[PATCH 2/2] Debug handling of early spurious interrupts

Fri Jul 20 17:43:02 EDT 2007

On Fri, 20 Jul 2007 11:20:43 +0900
Fernando Luis V__zquez Cao <fernando at oss.ntt.co.jp> wrote:

> With the advent of kdump it is possible that device drivers receive
> interrupts generated in the context of a previous kernel. Ideally
> quiescing the underlying devices should suffice but not all drivers do
> this, either because it is not possible or because they did not
> contemplate this case. Thus drivers ought to be able to handle
> interrupts coming in as soon as the interrupt handler is registered.
> 
> Signed-off-by: Fernando Luis Vazquez Cao <fernando at oss.ntt.co.jp>
> ---
> 
> diff -urNp linux-2.6.22-orig/kernel/irq/manage.c linux-2.6.22-pendirq/kernel/irq/manage.c
> --- linux-2.6.22-orig/kernel/irq/manage.c	2007-07-19 18:18:53.000000000 +0900
> +++ linux-2.6.22-pendirq/kernel/irq/manage.c	2007-07-19 19:43:41.000000000 +0900
> @@ -533,21 +533,32 @@ int request_irq(unsigned int irq, irq_ha
>  
>  	select_smp_affinity(irq);
>  
> -	if (irqflags & IRQF_SHARED) {
> -		/*
> -		 * It's a shared IRQ -- the driver ought to be prepared for it
> -		 * to happen immediately, so let's make sure....
> -		 * We do this before actually registering it, to make sure that
> -		 * a 'real' IRQ doesn't run in parallel with our fake
> -		 */
> -		if (irqflags & IRQF_DISABLED) {
> -			unsigned long flags;
> +	/*
> +	 * With the advent of kdump it possible that device drivers receive
> +	 * interrupts generated in the context of a previous kernel.

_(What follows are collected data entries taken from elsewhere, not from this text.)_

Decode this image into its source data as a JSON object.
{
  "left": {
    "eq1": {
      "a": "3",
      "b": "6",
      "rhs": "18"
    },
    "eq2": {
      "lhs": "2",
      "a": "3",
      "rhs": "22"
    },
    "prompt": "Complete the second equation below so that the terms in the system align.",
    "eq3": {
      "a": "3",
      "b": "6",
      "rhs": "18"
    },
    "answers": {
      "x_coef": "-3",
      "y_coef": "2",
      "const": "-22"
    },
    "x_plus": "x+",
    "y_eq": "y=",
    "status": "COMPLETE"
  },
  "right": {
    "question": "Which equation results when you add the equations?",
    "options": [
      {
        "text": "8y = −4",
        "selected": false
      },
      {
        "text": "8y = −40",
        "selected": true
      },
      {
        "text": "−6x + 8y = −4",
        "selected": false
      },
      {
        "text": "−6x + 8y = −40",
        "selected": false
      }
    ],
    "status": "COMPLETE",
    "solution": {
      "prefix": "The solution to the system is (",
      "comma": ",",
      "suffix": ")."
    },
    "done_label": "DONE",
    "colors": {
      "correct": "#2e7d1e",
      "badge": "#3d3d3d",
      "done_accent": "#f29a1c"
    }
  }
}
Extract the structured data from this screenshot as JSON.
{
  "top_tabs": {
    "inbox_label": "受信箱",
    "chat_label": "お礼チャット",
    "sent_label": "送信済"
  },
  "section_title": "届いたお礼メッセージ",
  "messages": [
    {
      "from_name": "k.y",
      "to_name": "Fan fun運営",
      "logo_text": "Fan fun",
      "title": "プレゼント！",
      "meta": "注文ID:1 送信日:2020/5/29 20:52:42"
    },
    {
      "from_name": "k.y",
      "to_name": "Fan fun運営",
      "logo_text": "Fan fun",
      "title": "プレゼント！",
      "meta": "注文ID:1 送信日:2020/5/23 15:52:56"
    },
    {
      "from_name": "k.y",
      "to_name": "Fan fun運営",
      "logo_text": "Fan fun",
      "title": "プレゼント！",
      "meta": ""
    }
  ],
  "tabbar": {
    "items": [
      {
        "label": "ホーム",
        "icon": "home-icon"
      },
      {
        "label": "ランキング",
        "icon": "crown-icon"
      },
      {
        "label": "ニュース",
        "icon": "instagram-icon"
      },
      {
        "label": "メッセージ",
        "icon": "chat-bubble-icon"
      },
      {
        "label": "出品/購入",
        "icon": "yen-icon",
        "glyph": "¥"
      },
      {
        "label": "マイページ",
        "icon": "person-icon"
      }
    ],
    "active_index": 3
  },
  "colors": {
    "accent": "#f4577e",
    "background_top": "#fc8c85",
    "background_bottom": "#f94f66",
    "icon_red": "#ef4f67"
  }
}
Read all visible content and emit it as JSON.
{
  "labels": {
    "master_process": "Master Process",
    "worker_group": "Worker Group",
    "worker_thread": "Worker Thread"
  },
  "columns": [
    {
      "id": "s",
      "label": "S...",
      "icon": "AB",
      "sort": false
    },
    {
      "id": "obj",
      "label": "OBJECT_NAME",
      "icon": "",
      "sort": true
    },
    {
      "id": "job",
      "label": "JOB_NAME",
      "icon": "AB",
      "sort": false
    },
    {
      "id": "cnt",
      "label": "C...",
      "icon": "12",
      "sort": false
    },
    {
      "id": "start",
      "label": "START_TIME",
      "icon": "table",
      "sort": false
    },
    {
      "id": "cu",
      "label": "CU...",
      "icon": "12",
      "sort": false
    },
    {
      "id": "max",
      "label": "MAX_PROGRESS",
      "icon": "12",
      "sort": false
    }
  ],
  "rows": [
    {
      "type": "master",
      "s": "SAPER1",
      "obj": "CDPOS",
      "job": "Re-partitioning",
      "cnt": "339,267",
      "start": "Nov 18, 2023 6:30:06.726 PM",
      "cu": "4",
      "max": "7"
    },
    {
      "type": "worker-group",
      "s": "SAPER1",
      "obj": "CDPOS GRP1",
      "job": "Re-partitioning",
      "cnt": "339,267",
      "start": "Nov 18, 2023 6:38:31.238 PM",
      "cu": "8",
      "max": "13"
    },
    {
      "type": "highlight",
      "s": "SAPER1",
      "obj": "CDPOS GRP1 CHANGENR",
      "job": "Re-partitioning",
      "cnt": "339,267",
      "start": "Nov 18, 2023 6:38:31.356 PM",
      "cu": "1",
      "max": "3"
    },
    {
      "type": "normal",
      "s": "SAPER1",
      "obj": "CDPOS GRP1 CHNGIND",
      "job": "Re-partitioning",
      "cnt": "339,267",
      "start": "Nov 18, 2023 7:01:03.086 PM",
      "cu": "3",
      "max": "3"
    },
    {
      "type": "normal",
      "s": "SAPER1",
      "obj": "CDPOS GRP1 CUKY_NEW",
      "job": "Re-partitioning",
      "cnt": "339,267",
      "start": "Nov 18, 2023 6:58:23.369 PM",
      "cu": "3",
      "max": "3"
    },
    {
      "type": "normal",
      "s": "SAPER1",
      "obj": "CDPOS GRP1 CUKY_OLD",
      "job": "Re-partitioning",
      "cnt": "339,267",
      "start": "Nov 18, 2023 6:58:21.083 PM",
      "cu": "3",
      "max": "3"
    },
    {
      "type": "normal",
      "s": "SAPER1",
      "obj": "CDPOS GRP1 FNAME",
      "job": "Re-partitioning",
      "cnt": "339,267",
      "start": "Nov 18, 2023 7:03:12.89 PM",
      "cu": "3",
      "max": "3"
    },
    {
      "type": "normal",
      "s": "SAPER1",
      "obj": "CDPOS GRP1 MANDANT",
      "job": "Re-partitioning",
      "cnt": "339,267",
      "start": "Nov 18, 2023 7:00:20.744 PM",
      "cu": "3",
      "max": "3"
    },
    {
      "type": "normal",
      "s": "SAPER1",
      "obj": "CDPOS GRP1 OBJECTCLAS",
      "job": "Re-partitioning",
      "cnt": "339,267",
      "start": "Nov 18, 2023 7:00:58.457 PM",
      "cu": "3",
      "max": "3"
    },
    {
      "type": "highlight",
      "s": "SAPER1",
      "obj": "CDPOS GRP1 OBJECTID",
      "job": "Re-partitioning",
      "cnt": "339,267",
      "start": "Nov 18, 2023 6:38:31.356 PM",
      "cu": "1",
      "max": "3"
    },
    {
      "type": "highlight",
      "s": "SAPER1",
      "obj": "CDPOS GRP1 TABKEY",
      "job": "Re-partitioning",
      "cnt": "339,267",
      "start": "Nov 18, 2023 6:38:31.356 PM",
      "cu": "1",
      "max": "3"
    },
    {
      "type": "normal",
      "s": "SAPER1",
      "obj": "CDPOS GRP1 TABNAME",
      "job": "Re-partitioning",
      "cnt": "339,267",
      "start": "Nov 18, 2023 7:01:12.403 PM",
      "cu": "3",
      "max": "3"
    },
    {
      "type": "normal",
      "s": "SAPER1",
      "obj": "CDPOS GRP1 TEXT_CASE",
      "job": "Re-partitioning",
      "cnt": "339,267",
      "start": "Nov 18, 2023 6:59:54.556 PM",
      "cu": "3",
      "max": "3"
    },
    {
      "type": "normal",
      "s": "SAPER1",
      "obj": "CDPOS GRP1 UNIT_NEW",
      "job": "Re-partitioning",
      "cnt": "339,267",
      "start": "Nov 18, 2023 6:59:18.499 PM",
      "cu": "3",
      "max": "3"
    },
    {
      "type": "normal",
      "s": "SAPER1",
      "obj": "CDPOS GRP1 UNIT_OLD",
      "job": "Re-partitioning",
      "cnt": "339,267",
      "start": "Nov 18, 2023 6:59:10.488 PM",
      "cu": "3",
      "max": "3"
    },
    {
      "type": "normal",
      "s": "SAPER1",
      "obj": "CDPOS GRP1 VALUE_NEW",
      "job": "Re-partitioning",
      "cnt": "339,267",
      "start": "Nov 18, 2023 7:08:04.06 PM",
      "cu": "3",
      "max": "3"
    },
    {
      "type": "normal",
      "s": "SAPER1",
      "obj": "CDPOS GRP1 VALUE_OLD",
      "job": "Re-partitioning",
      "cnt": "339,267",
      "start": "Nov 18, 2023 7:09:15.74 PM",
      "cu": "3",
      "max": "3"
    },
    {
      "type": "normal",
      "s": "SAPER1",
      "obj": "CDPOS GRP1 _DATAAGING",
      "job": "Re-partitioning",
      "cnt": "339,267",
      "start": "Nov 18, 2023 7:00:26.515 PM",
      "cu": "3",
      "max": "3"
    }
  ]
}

Ideally
> +	 * quiescing the underlying devices should suffice but not all drivers
> +	 * do this, either because it is not possible or because they did not
> +	 * contemplate this case. Thus drivers ought to be able to handle
> +	 * interrupts coming in as soon as the interrupt handler is registered.
> +	 *
> +	 * Besides, if it is a shared IRQ the driver ought to be prepared for
> +	 * it to happen immediately too.
> +	 *
> +	 * We do this before actually registering it, to make sure that
> +	 * a 'real' IRQ doesn't run in parallel with our fake.
> +	 */
> +	if (irqflags & IRQF_DISABLED) {
> +		unsigned long flags;
>  
> -			local_irq_save(flags);
> -			handler(irq, dev_id);
> -			local_irq_restore(flags);
> -		} else
> -			handler(irq, dev_id);
> +		local_irq_save(flags);
> +		retval = handler(irq, dev_id);
> +		local_irq_restore(flags);
> +	} else
> +		retval = handler(irq, dev_id);
> +	if (retval == IRQ_HANDLED) {
> +		printk(KERN_WARNING
> +		       "%s (IRQ %d) handled a spurious interrupt\n",
> +		       devname, irq);
>  	}
>  

This change means that we'll run the irq handler at request_irq()-time even
for non-shared interrupts.

This is a bit of a worry.  See, shared-interrupt handlers are required to
be able to cope with being called when their device isn't interrupting. 
But nobody ever said that non-shared interrupt handlers need to be able to
cope with that.

Hence these non-shared handlers are within their rights to emit warning
printks, go BUG or accuse the operator of having busted hardware.

So bad things might happen because of this change.  And if they do, they
will take a loooong time to be discovered, because non-shared interrupt
handlers tend to dwell in crufty old drivers which not many people use.

So I'm wondering if it would be more prudent to only do all this for shared
handlers?